Pain in the base of your thumb? Perhaps you think it’s arthritis? Or maybe “old age”? Here’s the most likely cause.
Muscles are responsible for most of our pain–and largely overlooked by the medical profession. The most logical thing when you have pain in your hand, thumb, fingers, arm or anywhere else in your body is to look to your muscles!
Sometimes pain in the base of your thumb is caused by
- the thick muscles in the base of your thumb
- muscles in the web between your thumb and index finger or
- a muscle in your arm!
There is a muscle in your arm near your elbow called the brachialis. The brachialis muscle helps you rotate your hand. (All muscles have jobs.) It can be felt mostly above your elbow.
If you have trigger points in that muscle they can cause pain in the whole side of your arm (if your thumb is pointing away from your mid-line.) It also can causes pain at the base of your thumb.
Trigger points are very irritable areas of muscle which cause pain in other parts of the body.
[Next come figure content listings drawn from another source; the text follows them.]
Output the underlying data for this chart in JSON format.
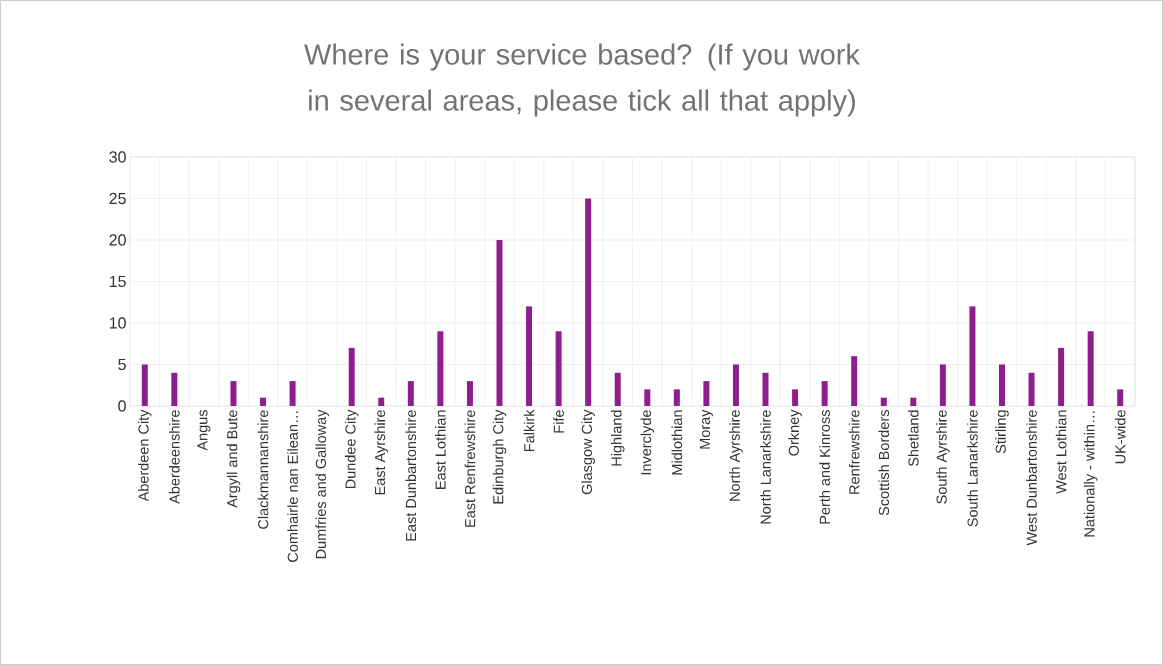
{
  "chart_data": {
    "type": "bar",
    "title": "Where is your service based? (If you work in several areas, please tick all that apply)",
    "categories": [
      "Aberdeen City",
      "Aberdeenshire",
      "Angus",
      "Argyll and Bute",
      "Clackmannanshire",
      "Comhairle nan Eilean…",
      "Dumfries and Galloway",
      "Dundee City",
      "East Ayrshire",
      "East Dunbartonshire",
      "East Lothian",
      "East Renfrewshire",
      "Edinburgh City",
      "Falkirk",
      "Fife",
      "Glasgow City",
      "Highland",
      "Inverclyde",
      "Midlothian",
      "Moray",
      "North Ayrshire",
      "North Lanarkshire",
      "Orkney",
      "Perth and Kinross",
      "Renfrewshire",
      "Scottish Borders",
      "Shetland",
      "South Ayrshire",
      "South Lanarkshire",
      "Stirling",
      "West Dunbartonshire",
      "West Lothian",
      "Nationally - within…",
      "UK-wide"
    ],
    "values": [
      5,
      4,
      0,
      3,
      1,
      3,
      0,
      7,
      1,
      3,
      9,
      3,
      20,
      12,
      9,
      25,
      4,
      2,
      2,
      3,
      5,
      4,
      2,
      3,
      6,
      1,
      1,
      5,
      12,
      5,
      4,
      7,
      9,
      2
    ],
    "color": "#8e1e8e",
    "ylim": [
      0,
      30
    ],
    "yticks": [
      0,
      5,
      10,
      15,
      20,
      25,
      30
    ],
    "grid": true
  }
}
The good thing about them is they can be released or relaxed. When you get rid of a trigger point, you get rid of the pain or symptoms caused by the trigger point.
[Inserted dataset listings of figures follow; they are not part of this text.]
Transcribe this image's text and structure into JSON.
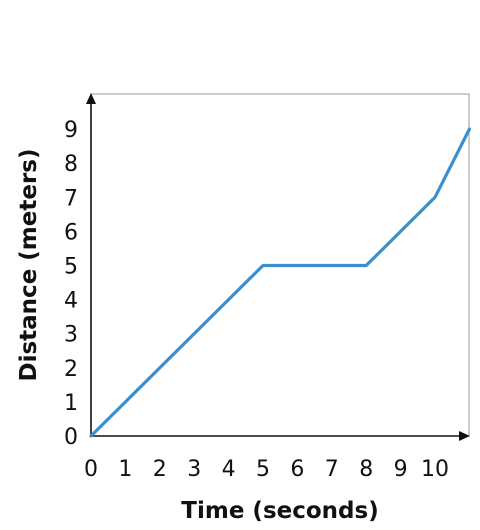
{
  "chart_data": {
    "type": "line",
    "xlabel": "Time (seconds)",
    "ylabel": "Distance (meters)",
    "x_ticks": [
      "0",
      "1",
      "2",
      "3",
      "4",
      "5",
      "6",
      "7",
      "8",
      "9",
      "10"
    ],
    "y_ticks": [
      "0",
      "1",
      "2",
      "3",
      "4",
      "5",
      "6",
      "7",
      "8",
      "9"
    ],
    "xlim": [
      0,
      11
    ],
    "ylim": [
      0,
      10
    ],
    "grid": false,
    "series": [
      {
        "x": [
          0,
          5,
          8,
          10,
          11
        ],
        "y": [
          0,
          5,
          5,
          7,
          9
        ]
      }
    ],
    "colors": {
      "line": "#3a8fd0",
      "axis": "#111111",
      "frame": "#999999"
    }
  }
}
Muscles that are “worked too hard” can either become “tight” or develop trigger points. Either way they cause pain. When you massage or press into those tight, tender areas those muscles can relax and you get relief. Hold (press) each painful area for about 12 seconds. You can go back to an area several times.
It’s amazing how many cases of “arthritis” and “old age” in the thumb joint can be resolved by treating the muscles.
So press into the muscles at the base of your thumb, in the web of your thumb and just above your elbow. If you find painful areas, they can be the cause of your thumb pain. By treating those tender places, you can get rid of the pain in your thumb naturally.